Fritillaria reuteri shares a similar colour combination with F.michailovskyi but I think it is nicer as it has wider open flowers - is not as common in the trade and not often offered as a bulb, so seed is the best way to get hold of this species.


Removing dead flowers

It is essential to keep a regular watch on your bulbs as the flowers are going over and to remove the dying petals so that they do not attract botrytis, which they will if the weather turns cold and damp. Here I am carefully removing the petals from a superb large flowered form of F. sewerzowii I received from Janis Ruksans. A daily visit ensures that I catch them just at the stage when they are about to drop, they then come away in my hand and leave the seed pod undamaged to swell, providing it has been fertilised. If I let them fall they get caught up in the broad leaves of this species; they are then much more difficult to collect and any I miss will get botrytis which can then easily pass from the dead petals to the living tissues of the leaves.

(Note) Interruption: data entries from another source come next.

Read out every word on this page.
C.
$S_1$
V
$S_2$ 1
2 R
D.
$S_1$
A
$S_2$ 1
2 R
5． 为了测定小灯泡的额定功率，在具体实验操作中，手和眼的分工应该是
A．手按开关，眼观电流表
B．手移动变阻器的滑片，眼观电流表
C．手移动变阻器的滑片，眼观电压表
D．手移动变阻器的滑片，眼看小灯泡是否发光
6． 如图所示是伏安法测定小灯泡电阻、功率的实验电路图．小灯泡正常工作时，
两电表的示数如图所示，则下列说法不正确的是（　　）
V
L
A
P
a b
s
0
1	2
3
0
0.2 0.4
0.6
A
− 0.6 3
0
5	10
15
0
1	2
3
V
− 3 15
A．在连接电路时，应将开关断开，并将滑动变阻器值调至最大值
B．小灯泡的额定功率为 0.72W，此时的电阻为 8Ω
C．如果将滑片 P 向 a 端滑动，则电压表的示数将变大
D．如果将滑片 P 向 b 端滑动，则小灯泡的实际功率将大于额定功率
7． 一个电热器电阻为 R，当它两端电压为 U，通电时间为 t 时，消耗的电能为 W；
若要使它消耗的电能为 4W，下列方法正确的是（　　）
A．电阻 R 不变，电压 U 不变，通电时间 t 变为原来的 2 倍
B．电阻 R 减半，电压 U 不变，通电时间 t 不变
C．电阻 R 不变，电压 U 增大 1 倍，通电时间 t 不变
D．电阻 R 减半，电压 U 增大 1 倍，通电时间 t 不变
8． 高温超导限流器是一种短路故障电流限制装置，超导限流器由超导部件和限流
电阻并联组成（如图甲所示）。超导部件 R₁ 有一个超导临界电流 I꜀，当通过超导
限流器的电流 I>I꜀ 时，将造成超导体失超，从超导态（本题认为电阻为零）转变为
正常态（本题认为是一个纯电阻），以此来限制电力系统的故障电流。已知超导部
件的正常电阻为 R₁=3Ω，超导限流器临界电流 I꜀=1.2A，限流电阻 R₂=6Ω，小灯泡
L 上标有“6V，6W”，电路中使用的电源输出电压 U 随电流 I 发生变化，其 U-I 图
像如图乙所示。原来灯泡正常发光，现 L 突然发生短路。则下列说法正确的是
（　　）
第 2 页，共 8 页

Fritillaria olivieri and aurea

A few seed pots flowering for the first time include Fritillaria olivieri and aurea both species I already have but I always want to raise more new plants form seed. One thing that we do learn as we grow bulbs is that we are never infallible. Just when we think we have cracked the cultivation process and the bulbs are growing really well, they bring you back down to earth with a crash as a potful of what appeared to be happy bulbs just disappear to nothing in one season. I have changed nothing in my growing regime so why they die is a mystery, maybe they just have a finite life time. That is the reason I always like to have reserves coming along from seed to replace my failures.


Fritillaria kotschyana 'Craigton Max'

Another pleasure gained from raising bulbs from seed is when you see the variation within a species - not only in looks but in vigour. Fritillaria kotschyana 'Craigton Max' is a form I selected out even before it had produced its first flower as it was by far the most vigorous seedling bulb in the pot, producing offsets freely. Now it is a huge thrill to see so many pots of Fritillaria 'Craigton Max' adorning the Show benches and giving pleasure to many a grower and visitor, last year it got an Award of Merit from the Joint Rock Committee.


Fritillaria pluriflora

Yet another plant I would never have had if I had not raised it from seed is the very beautiful Fritillaria pluriflora.


Fritillaria pluriflora flower

It is when you look at this plant that you can see just how close to a Lily frits can become and how thin, grey and shaky the line that separates them out is!


Trillium seedlings

Still on the subject of seedlings this is a group of self sown seedlings at the edge of a gravel path where seed escaped before I could collect it a few years ago. Notice how some of them are now starting to show some patterning on their leaves and also notice how the leaves with the pattern on do not stand out so obviously from the background as the plain green ones do. Part of the reason for the pattern is surely to camouflage the leaves from grazing animals; it does not work with slugs that could home in on seedlings blindfolded! After a minute you will probably have noticed the Erythronium americanum leaves around the trillium seedlings, as this if one of the stoloniferous forms that form great mats of leaves all of which have a similar strategy of camouflage.


Trillium chloropetalum

The parent plant, a robust form of Trillium chloropetalum grows partially hidden tucked under some rhododendrons which we need to part to view the plant properly. A well stocked densely planted garden never reveals everything too easily; the viewer has to search out some of the treasures.


Trillium rivale

Growing under a dwarf rhododendron, this time in our high rise and time share style of garden, is the small but perfect Trillium rivale. We are never satisfied with one plant in a spot when we can have several growing at different levels as well as at different times of the year.


Erythronium dens canis

Just to let you know that the erythroniums are coming out, I will end this week with two clumps of Erythronium dens canis. The darker form to the rear has built up clonally and the group in the foreground, detail on the right, is a group of self sown seedlings from that group. It shows the variation from near white to dark pink that we can get from Erythronium dens canis.